In Indonesia, you need to register a legal entity in order to be able to do product registration. This also includes obtaining import license and distribution permit. Engaging with local regulatory consultants can streamline this process, ensuring that all paperwork is correctly completed and submitted in a timely manner.
Establishing business entity in Indonesia
To aim for a significant market presence, establishing your company in Indonesia is a way to realize that. The process begins with choosing the appropriate business structure, such as a limited liability company (PT) or a foreign-owned enterprise (PMA). Each structure has specific requirements and implications for your business operations, including the minimum capital investment, ownership restrictions, and compliance obligations. Engaging with a local legal advisor can help you understand these requirements and choose the best structure for your business goals.
After deciding on the business structure, you will need to complete the necessary incorporation procedures. This involves registering with the Indonesian Ministry of Law and Human Rights, obtaining a taxpayer identification number (NPWP), and registering for social security with BPJS. Additionally, you must open a local bank account and deposit the required initial capital. The entire process can take several weeks to months, depending on the complexity of your business and the efficiency of your documentation.

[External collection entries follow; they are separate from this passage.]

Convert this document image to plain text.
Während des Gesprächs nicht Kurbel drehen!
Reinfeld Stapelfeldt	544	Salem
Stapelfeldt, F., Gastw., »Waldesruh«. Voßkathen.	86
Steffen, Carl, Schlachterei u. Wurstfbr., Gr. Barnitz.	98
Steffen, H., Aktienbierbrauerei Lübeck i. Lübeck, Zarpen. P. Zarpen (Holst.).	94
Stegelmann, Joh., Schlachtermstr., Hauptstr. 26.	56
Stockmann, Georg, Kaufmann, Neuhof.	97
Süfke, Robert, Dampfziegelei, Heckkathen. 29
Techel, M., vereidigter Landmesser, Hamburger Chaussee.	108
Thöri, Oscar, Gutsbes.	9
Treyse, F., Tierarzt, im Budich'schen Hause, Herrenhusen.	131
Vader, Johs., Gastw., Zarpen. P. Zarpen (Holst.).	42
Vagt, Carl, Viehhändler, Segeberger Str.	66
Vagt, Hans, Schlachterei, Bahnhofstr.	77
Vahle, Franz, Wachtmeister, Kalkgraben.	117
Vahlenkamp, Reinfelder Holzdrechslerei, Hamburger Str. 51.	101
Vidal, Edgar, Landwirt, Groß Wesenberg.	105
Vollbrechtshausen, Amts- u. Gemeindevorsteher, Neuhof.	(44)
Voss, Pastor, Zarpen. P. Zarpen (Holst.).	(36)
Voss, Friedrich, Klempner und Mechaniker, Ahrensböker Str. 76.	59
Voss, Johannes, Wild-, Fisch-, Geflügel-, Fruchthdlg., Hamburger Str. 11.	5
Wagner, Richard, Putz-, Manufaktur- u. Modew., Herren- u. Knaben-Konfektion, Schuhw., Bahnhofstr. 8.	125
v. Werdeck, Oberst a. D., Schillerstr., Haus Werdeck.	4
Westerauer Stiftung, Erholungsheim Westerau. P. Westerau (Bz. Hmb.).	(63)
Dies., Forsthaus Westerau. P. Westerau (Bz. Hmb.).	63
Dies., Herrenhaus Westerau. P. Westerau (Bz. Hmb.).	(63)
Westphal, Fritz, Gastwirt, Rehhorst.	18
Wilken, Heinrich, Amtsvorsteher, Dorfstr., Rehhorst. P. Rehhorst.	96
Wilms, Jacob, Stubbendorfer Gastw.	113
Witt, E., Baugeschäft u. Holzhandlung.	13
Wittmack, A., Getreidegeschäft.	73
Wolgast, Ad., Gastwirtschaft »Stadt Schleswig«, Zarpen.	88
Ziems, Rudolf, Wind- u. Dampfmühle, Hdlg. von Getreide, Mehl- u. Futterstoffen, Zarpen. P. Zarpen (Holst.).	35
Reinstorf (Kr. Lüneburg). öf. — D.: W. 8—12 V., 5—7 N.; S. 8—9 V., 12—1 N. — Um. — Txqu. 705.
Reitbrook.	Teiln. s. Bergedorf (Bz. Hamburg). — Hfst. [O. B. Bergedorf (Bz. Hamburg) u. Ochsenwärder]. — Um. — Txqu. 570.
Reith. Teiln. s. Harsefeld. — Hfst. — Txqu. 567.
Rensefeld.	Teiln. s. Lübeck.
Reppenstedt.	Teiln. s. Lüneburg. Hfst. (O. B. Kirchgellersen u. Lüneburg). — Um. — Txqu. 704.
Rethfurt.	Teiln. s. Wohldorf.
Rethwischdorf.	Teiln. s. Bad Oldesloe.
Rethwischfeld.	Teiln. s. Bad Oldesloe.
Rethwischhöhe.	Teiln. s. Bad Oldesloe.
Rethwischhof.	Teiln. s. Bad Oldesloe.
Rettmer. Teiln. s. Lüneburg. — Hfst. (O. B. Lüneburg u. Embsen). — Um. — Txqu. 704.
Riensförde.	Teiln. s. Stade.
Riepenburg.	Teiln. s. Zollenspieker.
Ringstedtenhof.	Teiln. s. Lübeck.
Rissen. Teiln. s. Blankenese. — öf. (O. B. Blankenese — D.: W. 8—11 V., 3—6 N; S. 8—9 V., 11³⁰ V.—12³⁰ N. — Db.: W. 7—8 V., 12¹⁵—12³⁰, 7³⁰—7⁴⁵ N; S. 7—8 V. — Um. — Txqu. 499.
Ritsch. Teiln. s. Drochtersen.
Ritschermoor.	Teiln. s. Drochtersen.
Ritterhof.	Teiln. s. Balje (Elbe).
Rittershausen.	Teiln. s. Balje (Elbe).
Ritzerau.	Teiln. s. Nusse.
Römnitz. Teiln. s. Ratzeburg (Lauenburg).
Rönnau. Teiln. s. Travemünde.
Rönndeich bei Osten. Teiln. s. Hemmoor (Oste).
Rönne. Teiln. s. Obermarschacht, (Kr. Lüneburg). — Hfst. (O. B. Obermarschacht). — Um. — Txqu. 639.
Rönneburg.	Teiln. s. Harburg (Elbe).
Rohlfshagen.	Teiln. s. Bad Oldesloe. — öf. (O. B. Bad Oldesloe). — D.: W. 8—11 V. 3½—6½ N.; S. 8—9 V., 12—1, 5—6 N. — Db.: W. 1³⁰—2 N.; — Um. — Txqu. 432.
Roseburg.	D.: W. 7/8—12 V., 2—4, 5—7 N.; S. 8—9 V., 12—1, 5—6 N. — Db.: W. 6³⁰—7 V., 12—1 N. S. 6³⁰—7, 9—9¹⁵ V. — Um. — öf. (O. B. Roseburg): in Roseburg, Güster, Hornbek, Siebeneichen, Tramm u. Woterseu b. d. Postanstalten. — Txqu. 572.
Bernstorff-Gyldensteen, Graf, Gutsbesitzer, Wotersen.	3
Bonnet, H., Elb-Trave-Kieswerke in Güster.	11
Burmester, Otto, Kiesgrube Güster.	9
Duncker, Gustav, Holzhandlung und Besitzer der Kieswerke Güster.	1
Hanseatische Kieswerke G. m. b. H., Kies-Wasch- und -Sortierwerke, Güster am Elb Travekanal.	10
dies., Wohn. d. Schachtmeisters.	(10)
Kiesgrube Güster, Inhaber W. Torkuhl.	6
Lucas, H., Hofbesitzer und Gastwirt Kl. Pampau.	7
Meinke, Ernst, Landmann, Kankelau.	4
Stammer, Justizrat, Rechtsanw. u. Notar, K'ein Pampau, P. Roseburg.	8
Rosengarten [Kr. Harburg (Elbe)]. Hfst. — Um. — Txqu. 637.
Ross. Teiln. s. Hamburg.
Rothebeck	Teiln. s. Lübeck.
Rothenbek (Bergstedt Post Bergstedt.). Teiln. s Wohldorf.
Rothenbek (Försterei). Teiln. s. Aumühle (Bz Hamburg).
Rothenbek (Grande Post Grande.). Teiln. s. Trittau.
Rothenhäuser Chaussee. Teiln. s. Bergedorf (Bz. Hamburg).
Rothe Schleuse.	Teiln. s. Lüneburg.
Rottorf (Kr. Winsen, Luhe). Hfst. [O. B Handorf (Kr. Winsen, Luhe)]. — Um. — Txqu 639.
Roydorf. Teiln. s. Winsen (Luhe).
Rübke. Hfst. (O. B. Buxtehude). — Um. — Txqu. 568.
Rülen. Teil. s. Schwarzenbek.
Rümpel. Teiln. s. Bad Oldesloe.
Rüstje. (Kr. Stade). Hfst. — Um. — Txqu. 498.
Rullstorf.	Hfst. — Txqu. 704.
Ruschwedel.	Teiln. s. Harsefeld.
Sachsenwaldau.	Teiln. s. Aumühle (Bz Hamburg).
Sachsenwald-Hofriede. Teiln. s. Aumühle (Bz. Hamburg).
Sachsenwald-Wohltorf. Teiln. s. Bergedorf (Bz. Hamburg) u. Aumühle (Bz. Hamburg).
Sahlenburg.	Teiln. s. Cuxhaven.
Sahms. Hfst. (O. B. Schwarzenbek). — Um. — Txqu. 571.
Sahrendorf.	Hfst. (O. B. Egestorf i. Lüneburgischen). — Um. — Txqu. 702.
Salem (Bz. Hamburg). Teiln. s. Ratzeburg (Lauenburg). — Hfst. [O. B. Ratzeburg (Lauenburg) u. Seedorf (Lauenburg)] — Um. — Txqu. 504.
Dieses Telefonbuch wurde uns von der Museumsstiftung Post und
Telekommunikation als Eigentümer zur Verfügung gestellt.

Opening a Representative Office
Opening a representative office in Indonesia can be a strategic move for companies looking to establish a presence without committing to full-scale operations. A representative office allows you to conduct market research, build relationships with local partners, and understand the regulatory environment without engaging in direct sales or revenue-generating activities. The first step is to obtain a license from the Indonesian Investment Coordinating Board (BKPM), which requires submitting detailed information about your company and the intended activities of the representative office.
Once the license is granted, you will need to set up the office, which includes renting office space, hiring local staff, and establishing a local bank account. The representative office must adhere to specific regulations, such as not engaging in profit-making activities and submitting regular reports to BKPM. Despite these limitations, a representative office can provide valuable insights and lay the groundwork for future expansion. It allows you to gradually build your presence in Indonesia while minimizing risk and investment.